Although some flies can bite, the house fly cannot. Its mouthparts consist of soft, spongy structures called the labella and proboscis. The labella gently dab liquids into its proboscis, which then sucks up the liquid. If the fly encounters solid food it wants to eat, it drops saliva onto it, turning the food into a liquid.

House flies are among the speediest of insects with an average speed of about five miles per hour (mph) with bursts to 15 mph when threatened. The rapid beating of their wings (about 1,000 times per second) is responsible for the buzzing noise that accompanies a close fly-by. The sensitive antennae of the fly are responsible for detecting both food sources and changes in air currents that signal the approach of potential predators.

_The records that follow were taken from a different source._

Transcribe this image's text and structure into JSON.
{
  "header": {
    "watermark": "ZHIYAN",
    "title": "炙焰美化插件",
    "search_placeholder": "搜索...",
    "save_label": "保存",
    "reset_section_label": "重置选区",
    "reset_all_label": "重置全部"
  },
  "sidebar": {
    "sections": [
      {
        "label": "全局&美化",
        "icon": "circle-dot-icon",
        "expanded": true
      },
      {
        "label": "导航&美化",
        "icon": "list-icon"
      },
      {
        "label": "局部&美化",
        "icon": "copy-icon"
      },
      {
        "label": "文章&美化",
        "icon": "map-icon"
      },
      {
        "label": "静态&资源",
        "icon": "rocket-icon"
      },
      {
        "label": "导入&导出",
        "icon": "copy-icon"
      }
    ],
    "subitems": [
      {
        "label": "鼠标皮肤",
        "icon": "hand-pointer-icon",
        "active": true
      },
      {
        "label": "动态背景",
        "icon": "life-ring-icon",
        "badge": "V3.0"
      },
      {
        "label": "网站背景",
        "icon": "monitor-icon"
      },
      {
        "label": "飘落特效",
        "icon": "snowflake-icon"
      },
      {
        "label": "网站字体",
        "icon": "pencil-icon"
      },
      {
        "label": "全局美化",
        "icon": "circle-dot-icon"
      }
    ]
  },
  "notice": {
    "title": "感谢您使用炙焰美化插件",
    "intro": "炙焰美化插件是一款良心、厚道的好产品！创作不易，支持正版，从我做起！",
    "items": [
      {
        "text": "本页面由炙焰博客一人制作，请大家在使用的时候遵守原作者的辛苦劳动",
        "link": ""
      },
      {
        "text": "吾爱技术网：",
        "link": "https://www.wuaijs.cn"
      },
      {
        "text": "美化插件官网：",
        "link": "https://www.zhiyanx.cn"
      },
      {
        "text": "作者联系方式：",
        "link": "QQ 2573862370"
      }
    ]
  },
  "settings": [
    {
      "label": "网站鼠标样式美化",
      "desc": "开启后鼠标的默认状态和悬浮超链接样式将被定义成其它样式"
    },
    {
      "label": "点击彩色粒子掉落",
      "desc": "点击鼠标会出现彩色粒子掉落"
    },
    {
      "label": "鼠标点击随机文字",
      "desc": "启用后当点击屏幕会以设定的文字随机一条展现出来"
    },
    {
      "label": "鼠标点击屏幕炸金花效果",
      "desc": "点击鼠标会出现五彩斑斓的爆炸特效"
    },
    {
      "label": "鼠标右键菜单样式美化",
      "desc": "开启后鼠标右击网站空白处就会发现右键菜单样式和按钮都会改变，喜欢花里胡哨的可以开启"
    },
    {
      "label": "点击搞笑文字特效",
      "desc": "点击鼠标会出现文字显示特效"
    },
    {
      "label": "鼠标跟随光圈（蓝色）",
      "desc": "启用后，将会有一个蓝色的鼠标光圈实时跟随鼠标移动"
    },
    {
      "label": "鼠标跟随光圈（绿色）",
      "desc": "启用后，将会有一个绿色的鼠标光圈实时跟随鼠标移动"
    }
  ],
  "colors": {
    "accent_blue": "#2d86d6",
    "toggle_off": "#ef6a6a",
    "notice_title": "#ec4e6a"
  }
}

The life span of a typical fly is about 21 days, but they can live much longer in cool weather, although their metabolism and active movement is severely reduced. The average fly is about 0.15 to 0.25 inches in length, and they range from gray to dark brown with dark stripes on the thorax. The abdomen is colored yellow on the sides, and the eyes are often red or green. The larvae are cylindrical white maggots that average about 0.4 inches in length and taper off at the ends. Puparia are reddish-brown and are about half the size of the larvae.

The specimen presented here was imaged with a Nikon Eclipse E600 microscope operating with fluorite and/or apochromatic objectives and vertical illuminator equipped with a mercury arc lamp. Specimens were illuminated through Nikon dichromatic filter blocks containing interference filters and a dichroic mirror and imaged with standard epi-fluorescence techniques. Specific filters for the fly mouth specimen were a UV-2E/C, B-2E/C, and a Y-2E/C. Photomicrographs were captured with an Optronics MagnaFire digital camera system coupled to the microscope with a lens-free C-mount adapter.